Eighteenth-century Rome drew her visitors not from European lands alone. Americans, too, began to take their place among those who, in Cassiodorus' words, found Rome 'unfriendly to none, since she is foreign to none'. Before the New World colonies had separated from the mother country, their citizens had shared the English enthusiasm for Roman culture and Roman monuments. The sons of well-to-do families, especially from southern plantations, had travelled to Italy as part of the Grand Tour essential for an English gentleman's education.

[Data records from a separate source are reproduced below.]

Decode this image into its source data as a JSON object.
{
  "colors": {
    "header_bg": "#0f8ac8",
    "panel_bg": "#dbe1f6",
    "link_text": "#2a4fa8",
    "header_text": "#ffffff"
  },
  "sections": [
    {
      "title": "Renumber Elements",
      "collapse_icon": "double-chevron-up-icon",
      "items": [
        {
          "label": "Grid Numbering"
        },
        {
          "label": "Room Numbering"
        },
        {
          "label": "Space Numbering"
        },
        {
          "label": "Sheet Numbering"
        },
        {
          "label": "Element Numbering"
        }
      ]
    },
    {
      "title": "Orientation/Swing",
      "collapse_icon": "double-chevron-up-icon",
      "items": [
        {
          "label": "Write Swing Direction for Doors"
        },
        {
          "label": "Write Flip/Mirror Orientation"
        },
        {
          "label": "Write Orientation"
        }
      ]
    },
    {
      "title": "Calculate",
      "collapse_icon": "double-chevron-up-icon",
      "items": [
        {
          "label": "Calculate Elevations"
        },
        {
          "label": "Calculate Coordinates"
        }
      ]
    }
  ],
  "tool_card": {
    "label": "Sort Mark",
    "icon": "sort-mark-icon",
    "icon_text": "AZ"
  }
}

American artists, too, soon followed the example of their fellows overseas. Benjamin West spent three years in Italy, chiefly in and about Rome, before he settled in London in 1763. Several anecdotes told by his early biographer, John Galt, suggest that the city welcomed him as warmly as has ever been her wont. There is his widely quoted remark about the Apollo Belvedere, 'How like he is to a young Mohawk warrior'. There is also the story of an old improvisatore, singer of extemporaneous songs, who, upon hearing that West was an American, 'immediately unslung his guitar, and began to draw his fingers rapidly over the strings', finally beginning his song with 'the darkness which for so many ages veiled America from the eyes of Science'; invoking 'the fancy of his auditors to contemplate the wild magnificence of mountain, lake, and wood, in the new world'; and ending: 'Rejoice then, O venerable Rome, in thy divine destiny, for though darkness overshadows thy seats, and though thy mitred head must descend into the dust, as deep as the earth that now covers thy ancient helmet and imperial diadem, thy spirit, immortal and undecayed, already spreads towards a new world.'
John Singleton Copley spent some months in Rome in 1774-1775, and painted there his fellow-countrymen, Mr. and Mrs. Ralph Izard of South Carolina, indicating their presence in the city by the old device of placing a well-known Roman monument (the Colosseum) in the background. Both West and Copley were essentially painters in the British tradition who chanced to be born west of the Atlantic. Study in Rome was, to them, as to their English fellows, largely a means toward satisfying British taste and achieving success in England.